Monday 15 August 2011

Nuts sticks to tried and tested formula for relaunch | Media | guardian.co.uk

After extensive market research to see if young men's tastes have changed, weekly lads' mag Nuts is sticking to its tried and trusted formula of girls, humour, cars and sport for its relaunch on Tuesday.

As part of the research project IPC, publisher of Nuts, looked at options including covering serious news, offering careers advice and health and fitness tips.

However, in the end IPC decided to stick with the magazine's existing editorial formula for the relaunch, with editor Dominic Smith promising to concentrate on providing readers with escapism and allowing them to "get away from their woes for an hour".

Nuts is introducing a range of new content including a column by Danni Orsi, one of the stars of the Channel 5 show Candy Bar Girls; a gadget section called Stuff I Like, with celebrities including boxer Amir Khan, and user-content focused elements such as pets win prizes.

The magazine – which will launch with Jessica-Jane Clement from BBC show The Real Hustle on the cover – will be backed by a £500,000 marketing campaign. The campaign, created by ad agency Leagas Delaney, will feature a series of "comic situations that any man can find himself in".

The campaign will use the strapline "When you REALLY need something funny".

Smith said the relaunch follows the most forensic look at the fundamental content and targeting of the magazine since it was launched in 2004.

Nuts is still the third-largest paid-for title in the embattled men's magazine sector, with a 20% fall in sales to 142,212 year on year in the six months to the end of December.

Sales of Nuts and Bauer Media-owned weekly rival Zoo, which sold an average of 68,810 copies in the second half of 2010, have been in steady decline for several years, after initially taking the men's magazine market by storm when they launched in 2004. Nuts hit a circulation high of just over 300,000 weekly sales in 2005 and 2006.

Smith said typically the content of the magazine is looked at with research groups about every 18 months to two years, but up to now the discussions have always revolved around the assumption that the "content pillars" will remain unchanged.

"There is a view that men have changed and men's mags haven't changed to follow them," added Smith. "There was potential to change the magazine massively."

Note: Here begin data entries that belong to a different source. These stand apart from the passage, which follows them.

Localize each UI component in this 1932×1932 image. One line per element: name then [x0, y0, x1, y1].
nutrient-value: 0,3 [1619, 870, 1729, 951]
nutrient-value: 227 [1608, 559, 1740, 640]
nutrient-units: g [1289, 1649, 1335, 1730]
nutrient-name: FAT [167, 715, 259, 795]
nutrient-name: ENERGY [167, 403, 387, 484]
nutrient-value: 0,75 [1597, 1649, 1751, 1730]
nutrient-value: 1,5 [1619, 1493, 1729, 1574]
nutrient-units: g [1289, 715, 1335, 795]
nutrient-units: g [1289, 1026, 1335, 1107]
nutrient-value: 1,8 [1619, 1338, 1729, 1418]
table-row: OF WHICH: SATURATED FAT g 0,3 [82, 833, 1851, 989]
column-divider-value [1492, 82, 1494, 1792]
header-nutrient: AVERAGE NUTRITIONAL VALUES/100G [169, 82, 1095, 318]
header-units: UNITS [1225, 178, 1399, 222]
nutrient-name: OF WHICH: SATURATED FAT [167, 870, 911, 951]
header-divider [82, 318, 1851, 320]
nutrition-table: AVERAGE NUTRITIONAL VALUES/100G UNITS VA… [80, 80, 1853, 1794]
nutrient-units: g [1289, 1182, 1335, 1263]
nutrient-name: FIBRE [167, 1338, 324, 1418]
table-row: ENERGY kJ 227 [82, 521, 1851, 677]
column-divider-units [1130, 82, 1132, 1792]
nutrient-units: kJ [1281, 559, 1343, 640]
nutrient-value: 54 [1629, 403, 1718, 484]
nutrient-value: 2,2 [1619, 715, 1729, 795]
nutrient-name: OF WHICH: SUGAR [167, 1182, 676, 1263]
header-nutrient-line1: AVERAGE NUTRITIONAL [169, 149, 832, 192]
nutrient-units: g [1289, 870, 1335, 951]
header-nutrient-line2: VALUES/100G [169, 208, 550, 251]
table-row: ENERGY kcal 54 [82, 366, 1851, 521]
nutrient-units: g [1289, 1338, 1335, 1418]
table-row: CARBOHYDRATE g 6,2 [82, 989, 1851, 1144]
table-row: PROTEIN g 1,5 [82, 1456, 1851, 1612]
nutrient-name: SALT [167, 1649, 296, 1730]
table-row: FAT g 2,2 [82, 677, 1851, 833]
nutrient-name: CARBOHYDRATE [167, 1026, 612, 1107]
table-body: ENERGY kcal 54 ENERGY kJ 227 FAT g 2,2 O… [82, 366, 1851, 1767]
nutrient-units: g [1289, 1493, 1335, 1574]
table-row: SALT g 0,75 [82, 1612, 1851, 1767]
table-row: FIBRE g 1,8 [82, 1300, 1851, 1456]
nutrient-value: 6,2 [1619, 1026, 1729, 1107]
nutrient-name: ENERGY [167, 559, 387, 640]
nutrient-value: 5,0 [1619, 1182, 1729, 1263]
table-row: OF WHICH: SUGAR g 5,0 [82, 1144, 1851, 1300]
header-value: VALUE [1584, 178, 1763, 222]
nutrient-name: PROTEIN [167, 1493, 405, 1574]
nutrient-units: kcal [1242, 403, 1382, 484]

The six-month survey canvassed more than 1,000 16- to 24-year-old men across the UK, in a project overseen by research company Crowd DNA. The project covered existing and potential Nuts readers.

IPC looked at changing Nuts' editorial mix, but Smith said everything pointed to a need to keep the formula roughly the same, but just to do things in a better, fresher way.

"We found that men have so much more pressure on them these days and it is more important than ever for Nuts to be their escape, to be funny and allow them to get away from their woes for an hour," he said. "We have turned up the heat on that."

He argued that predictions of the death of the lads' magazine were premature with 10m copies of Nuts and Zoo sold in the UK last year.

"The idea that these magazines are out of time is not borne out by the facts," said Smith. "We are certainly not turning into GQ, but we are going for a slightly more grown-up look and feel. We've evolved the magazine to build on its existing strengths."